¿Qué padre no recuerda con nostalgia y ternura el primer balbuceo del bebé cuando dice la palabra: Papá? Ese sonido celestial se lleva por siempre grabado en el corazón y acaricia el alma cada que se recuerda.
Y es inevitable derramar unas lágrimas de alegría.
Quisiera regresar el tiempo y ver como si fuera una película en cámara lenta, cuando nuestros hijos dan su primer paso y se caen y lo vuelven a intentar llenos de risa y mostrando un rostro de que sí se puede y que la vida es eso: caer y levantarse.
Recordar cuando se suben a la bicicleta y soltarlos hasta que guarden el equilibrio y no se caigan.
Porque así es la vida, como andar en bicicleta, en la medida que se pedalea, se avanza. No hay reversa. Y siempre hay que guardar un equilibrio, porque te puedes caer.
La primera palabra, papá, el primer paso, sus escritos, su imaginación, sus sueños, son lo único hermoso que nos llevamos de nuestros hijos para la otra vida.
Y por eso, hoy cedo mi espacio que me brinda Pedro Alfonso García, para a uno de los varios cuentos que ha escrito mi hijo Gerardo Contreras allá por los Madrides, y que por el exceso del texto, tendrá que publicarse en dos o tres partes.
Y debo reconocer que mi creatura sí que sabe escribir, no como el que lo presenta:
¿Hijo de Tigre pintito? O, ¿el orgullo de papá cuervo?
Así que les presento a mi hijo, que es puro cuento, vive del cuento y su vida es un cuento que contar.
EL RECUERDO DE LAQUEMPAN
Primera Parte
–¡Uy, señor!, todavía le falta un buen tramo –me dijo una viejita por el camino– pero no tiene pierde, usté nomás siga al viento, y allá donde se regresa el viento, allá es el pueblo de Laquempan.

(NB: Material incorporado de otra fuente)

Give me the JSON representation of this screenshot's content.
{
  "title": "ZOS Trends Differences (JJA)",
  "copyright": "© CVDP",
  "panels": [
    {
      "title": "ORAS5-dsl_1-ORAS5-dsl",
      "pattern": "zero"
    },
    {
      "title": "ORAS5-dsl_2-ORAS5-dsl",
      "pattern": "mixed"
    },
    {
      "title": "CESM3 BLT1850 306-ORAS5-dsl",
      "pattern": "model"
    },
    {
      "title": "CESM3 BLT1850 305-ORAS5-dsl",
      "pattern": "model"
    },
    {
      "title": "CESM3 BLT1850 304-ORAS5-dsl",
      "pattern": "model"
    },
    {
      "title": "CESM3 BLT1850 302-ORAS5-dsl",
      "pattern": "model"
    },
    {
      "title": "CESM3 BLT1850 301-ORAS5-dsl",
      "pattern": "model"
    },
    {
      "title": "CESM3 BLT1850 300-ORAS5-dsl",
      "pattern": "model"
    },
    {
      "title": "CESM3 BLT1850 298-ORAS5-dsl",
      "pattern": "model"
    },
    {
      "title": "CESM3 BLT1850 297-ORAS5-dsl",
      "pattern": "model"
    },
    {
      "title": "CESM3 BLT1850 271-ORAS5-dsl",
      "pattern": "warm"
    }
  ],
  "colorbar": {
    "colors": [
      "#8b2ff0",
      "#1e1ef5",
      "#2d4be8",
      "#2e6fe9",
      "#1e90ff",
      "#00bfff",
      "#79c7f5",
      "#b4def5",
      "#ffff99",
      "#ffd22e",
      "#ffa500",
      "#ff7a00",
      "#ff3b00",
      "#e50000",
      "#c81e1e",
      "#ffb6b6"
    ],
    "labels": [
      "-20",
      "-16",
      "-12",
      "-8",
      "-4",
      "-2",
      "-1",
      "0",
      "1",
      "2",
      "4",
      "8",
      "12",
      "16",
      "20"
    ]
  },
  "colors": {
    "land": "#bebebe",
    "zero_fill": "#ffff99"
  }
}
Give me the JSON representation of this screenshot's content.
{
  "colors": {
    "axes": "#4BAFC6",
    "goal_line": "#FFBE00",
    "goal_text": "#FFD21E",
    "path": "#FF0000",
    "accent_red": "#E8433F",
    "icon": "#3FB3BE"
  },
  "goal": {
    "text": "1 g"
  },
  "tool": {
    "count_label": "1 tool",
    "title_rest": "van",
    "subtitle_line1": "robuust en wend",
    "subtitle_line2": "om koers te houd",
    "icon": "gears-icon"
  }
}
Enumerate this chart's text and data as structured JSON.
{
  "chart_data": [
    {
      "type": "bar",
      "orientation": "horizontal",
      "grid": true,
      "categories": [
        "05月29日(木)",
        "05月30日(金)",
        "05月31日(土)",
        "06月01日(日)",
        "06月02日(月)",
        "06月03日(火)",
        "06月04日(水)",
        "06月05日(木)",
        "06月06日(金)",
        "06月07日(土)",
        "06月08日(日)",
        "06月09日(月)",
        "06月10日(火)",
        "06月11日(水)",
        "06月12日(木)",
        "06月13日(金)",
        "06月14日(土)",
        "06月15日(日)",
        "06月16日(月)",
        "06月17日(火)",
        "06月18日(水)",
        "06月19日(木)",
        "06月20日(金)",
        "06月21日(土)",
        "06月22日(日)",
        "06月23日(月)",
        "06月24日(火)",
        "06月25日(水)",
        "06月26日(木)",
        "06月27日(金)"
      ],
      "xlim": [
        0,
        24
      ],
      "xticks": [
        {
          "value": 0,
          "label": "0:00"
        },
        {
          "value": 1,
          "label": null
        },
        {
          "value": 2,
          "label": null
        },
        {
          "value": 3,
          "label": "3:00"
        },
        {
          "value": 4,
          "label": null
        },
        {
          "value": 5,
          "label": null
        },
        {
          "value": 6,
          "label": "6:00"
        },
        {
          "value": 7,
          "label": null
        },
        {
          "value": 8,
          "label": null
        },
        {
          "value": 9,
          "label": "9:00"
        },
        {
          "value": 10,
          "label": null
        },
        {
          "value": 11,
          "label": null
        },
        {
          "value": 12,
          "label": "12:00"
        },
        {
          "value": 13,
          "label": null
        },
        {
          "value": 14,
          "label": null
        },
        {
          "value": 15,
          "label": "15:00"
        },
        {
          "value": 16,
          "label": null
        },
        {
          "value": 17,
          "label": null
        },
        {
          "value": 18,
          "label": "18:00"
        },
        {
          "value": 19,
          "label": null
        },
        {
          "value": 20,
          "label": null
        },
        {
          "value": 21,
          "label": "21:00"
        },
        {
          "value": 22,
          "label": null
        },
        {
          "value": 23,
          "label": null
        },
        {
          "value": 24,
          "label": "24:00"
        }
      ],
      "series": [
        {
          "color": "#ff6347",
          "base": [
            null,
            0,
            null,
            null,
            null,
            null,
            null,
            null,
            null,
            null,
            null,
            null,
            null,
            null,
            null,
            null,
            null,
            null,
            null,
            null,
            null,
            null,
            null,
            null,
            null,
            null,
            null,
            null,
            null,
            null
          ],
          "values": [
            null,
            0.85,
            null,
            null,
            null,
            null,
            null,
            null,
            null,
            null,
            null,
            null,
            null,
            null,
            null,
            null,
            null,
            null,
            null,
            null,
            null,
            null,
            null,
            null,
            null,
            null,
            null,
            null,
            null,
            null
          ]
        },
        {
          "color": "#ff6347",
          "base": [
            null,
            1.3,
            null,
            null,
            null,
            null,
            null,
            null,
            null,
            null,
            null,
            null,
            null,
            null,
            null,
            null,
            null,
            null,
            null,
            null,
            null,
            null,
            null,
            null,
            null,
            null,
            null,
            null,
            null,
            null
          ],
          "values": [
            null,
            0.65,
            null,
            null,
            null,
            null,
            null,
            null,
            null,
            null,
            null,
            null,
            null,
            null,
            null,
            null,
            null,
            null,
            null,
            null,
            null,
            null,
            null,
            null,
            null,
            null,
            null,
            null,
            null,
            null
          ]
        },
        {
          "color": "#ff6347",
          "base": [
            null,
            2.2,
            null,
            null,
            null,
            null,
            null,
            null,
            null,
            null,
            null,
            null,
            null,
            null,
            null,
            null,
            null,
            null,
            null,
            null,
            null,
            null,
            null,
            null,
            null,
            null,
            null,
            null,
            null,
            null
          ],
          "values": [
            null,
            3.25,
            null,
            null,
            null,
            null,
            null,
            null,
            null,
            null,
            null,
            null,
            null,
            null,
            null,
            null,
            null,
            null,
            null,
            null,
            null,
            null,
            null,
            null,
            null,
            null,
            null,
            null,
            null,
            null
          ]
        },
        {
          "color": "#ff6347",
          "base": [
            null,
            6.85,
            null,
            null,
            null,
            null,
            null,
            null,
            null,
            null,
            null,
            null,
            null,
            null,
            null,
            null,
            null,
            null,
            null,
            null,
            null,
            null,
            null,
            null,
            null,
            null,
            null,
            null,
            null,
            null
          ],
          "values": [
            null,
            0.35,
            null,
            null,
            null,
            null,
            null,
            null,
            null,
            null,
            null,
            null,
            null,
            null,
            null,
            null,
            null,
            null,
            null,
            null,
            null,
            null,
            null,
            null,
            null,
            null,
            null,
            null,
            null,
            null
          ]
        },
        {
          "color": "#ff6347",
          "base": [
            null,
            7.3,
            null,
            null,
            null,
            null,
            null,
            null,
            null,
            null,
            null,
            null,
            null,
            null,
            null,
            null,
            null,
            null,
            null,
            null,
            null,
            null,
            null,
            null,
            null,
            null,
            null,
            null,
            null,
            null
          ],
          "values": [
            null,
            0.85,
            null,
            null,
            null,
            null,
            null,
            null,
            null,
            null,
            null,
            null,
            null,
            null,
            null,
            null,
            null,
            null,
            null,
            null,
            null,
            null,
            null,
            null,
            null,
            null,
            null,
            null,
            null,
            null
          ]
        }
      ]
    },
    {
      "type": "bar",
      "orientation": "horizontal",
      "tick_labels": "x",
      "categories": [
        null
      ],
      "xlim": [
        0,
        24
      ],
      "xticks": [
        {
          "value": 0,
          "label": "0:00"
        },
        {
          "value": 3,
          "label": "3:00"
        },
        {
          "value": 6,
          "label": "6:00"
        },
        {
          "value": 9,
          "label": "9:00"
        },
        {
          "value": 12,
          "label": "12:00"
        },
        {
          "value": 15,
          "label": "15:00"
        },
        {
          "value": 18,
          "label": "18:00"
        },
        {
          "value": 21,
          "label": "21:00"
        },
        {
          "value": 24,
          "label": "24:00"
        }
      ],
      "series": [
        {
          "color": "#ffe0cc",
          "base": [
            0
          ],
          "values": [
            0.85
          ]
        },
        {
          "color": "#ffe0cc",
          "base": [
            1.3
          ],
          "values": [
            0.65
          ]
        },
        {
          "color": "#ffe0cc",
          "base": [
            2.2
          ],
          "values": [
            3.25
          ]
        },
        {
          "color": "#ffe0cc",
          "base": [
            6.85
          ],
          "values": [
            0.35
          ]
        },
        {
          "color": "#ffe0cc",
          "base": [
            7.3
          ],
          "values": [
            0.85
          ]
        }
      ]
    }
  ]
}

–Eso es lo que me han dicho todos, desde hace días –le contesté con un tono cansado.
–¿Y a qué va ahí? –preguntó la viejita– si está bien feo Laquempan.
Las primeras veces que preguntaban “¿A qué va a Laquempan?” ¡Ah, como me molestaba!, gente metiche existe hasta en los caminos, hasta llegué a revolcarme a golpes, pero ya eran tantos días camine y camine, que ya no me importaba repetirlo.
–Hace años perdí un recuerdo de mi infancia, y me han dicho que lo han visto vagando por el pueblo de Laquempan, por eso he venido a recuperarlo.
–¿Ir hasta allá por un recuerdo? ¡Qué va, señor!, usté está arriesgando mucho.
–Ando bien vacunado –le dije molesto, alzando los brazos mientras me alejaba, pero no había ironía, de verdad me había vacunado por eso de las dudas antes de emprender el viaje, uno nunca sabe– ¡Vieja metiche! –le grité, nomás por no dejar.
–Pero córrale, señor que se le va el viento –gritaba la viejita.
Así seguí caminando entre ríos, bosques y montañas, siempre detrás del viento, a la espera de su regreso que me indicara que había llegado a Laquempan. Con zapatos rotos, los pies entre ampollas y hongos, lo único que me mantenía a trote era volver a tener ese recuerdo. Las mismas preguntas y las mismas respuestas recibía por el camino. Cuando ya estaba amaneciendo, sentí como se me regresaba el viento.
–Eiits! –le grité al viento.
Yo hasta aquí llego –me contestó.
–Pero aquí no hay pueblo –le dije al viento– y me han dicho bien clarito que cuando te regresaras, ahí iba estar el pueblo.
–El pueblo está a un kilometro más adelante, ahí entre esas colinas de tierra.
–Oiga –le pregunté al viento– ¿por qué no llega hasta el pueblo?
–Porque el pinche pueblo está tan feo, que ni ganas me dan de pasar por ahí, y ya no estés chingando.